Alguna vez, mi cuerpo fue azúcar
disolviéndose en las lenguas
o atorado en los dientes
como hebras de caña
siempre encontró calor
en la jeta de algún chango
y en la baba que escurre
cae y penetra la ropa
allí supo sentirse vivo
en la mezcla de lo que entra
y de lo que sale
para luego desarmarse
y volver a fluir
en las bocas
de otros.

Reginald Shepherd plantea en su ensayo Notas sobre la belleza, siguiendo el pensamiento de Susan Sontag, que “la belleza es parte de la historia de la idealización” y, desde esa perspectiva, es imposible no pensar en el rupturismo que implica la belleza construida por Amaya en este libro que abre una puerta hacia lo nuevo, hacia lo desconocido, no como trayectoria sino como trayecto. Un texto que comienza en un lugar conocido como el rechazo y la penumbra para acercarnos, lenta y demencialmente, hasta lo desconocido que habita tras cruzar esas puertas.

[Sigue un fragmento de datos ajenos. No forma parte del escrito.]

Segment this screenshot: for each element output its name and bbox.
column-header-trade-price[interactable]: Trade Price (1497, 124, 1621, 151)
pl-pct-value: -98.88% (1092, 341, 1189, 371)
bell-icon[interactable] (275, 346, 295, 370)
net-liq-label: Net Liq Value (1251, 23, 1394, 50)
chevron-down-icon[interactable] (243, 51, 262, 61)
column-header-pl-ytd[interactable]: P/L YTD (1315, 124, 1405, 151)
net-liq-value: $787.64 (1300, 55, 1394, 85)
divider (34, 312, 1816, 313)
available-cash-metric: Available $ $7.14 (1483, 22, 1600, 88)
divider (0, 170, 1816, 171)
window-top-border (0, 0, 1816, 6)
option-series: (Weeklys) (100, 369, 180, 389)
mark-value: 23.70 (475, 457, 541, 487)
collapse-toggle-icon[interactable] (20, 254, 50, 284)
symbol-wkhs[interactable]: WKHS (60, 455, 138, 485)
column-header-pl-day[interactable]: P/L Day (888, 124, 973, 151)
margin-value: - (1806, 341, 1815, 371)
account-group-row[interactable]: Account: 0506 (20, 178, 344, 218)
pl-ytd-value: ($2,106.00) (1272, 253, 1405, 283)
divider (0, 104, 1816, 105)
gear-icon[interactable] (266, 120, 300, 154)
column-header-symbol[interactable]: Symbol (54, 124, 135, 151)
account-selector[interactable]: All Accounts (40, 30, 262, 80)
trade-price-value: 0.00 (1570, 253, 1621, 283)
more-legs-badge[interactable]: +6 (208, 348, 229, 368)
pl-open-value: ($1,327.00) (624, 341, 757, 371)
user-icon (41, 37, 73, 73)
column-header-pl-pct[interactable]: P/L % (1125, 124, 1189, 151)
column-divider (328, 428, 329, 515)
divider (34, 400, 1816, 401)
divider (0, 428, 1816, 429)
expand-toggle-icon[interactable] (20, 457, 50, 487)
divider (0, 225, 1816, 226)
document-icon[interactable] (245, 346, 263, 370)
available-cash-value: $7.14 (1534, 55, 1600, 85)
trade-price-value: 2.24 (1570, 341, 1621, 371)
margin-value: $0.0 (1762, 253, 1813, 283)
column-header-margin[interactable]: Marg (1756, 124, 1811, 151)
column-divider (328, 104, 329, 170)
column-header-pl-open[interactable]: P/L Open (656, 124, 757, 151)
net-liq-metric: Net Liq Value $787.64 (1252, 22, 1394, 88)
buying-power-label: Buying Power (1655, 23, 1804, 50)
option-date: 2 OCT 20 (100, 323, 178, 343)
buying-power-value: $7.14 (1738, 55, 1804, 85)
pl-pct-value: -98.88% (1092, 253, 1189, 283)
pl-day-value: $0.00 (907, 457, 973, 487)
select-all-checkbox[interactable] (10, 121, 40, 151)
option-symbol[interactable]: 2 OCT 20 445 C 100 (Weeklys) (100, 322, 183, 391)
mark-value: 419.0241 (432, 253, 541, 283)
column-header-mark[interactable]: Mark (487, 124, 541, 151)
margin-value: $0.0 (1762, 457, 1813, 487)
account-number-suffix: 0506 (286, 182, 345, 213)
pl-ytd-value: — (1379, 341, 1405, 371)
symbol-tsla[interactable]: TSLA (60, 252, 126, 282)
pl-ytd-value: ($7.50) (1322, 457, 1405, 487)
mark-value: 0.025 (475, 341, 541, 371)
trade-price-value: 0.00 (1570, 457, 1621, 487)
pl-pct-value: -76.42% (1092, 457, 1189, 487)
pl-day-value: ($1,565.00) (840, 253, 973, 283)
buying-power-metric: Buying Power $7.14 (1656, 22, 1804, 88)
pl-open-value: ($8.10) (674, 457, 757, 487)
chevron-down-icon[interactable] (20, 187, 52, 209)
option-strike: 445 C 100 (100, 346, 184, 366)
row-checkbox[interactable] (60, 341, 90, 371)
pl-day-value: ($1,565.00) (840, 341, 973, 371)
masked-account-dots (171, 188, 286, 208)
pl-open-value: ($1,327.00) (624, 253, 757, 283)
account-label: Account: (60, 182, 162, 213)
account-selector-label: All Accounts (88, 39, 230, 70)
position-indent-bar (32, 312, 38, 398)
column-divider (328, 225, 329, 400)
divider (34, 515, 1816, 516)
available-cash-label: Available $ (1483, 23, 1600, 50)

Algo de todo lo mencionado hasta aquí encuentra su punto más alto en el siguiente poema en donde el “yo” poético, de manera exquisita, construye una representación que tiene su punto de partida en la expresión, es decir, en la poiesis. Nuestro autor se aleja de lo liviano en tanto que se apasiona por las palabras, por la relación que hay entre ellas, entre un verso y el siguiente:
Ardí después de todo/ ha terminado la zafra y los changos/ han quemado el cañaveral
allí se fue mi cuerpo/ en esas tardes cuando me metía/ a saber cómo sacaban el jugo de la caña/ cómo chorreaba el azúcar y/ después el fuego abrazaba los restos/ travesuras de la maloja/ motor que encendía todo/ que terminaba todo // y cada quien a sus casas como si nada / veo arder el cañaveral / y debajo de lo que quede / mi cuerpo brotará.
Francisco Zamora, quien hizo el texto de la contratapa, expresa: “el autor sabe, como Audre Lorde, que las herramientas del amo no desmontarán la casa del amo. Por eso, a fuerza de un trabajo exquisito, hace advenir un lenguaje que nos arrastra a este universo (...). Y hay cura, porque en su mirada hay compasión: hacia el padre, la madre, los changos que desea y, sobre todo, hacia sí mismo”.
Nuevamente, desde Tucumán, la poesía viene para reivindicar la poesía, la palabra, el modo de construir una historia en el que la historia importe, pero donde no se sobreponga a las formas. Es decir, Amaya consigue un sutil equilibrio entre el “yo” (en apariencias) experiencial y el “yo” lírico. Allí la fuerza, un padre y una madre, los changos, los ingenios, la zafra, construyen un campo semántico de alto valor para el tratamiento de una obra que permanecerá a lo largo del tiempo como una de las mayores expresiones de sensibilidad y realismo en relación con la producción artística sobre lo LGBTIQ+.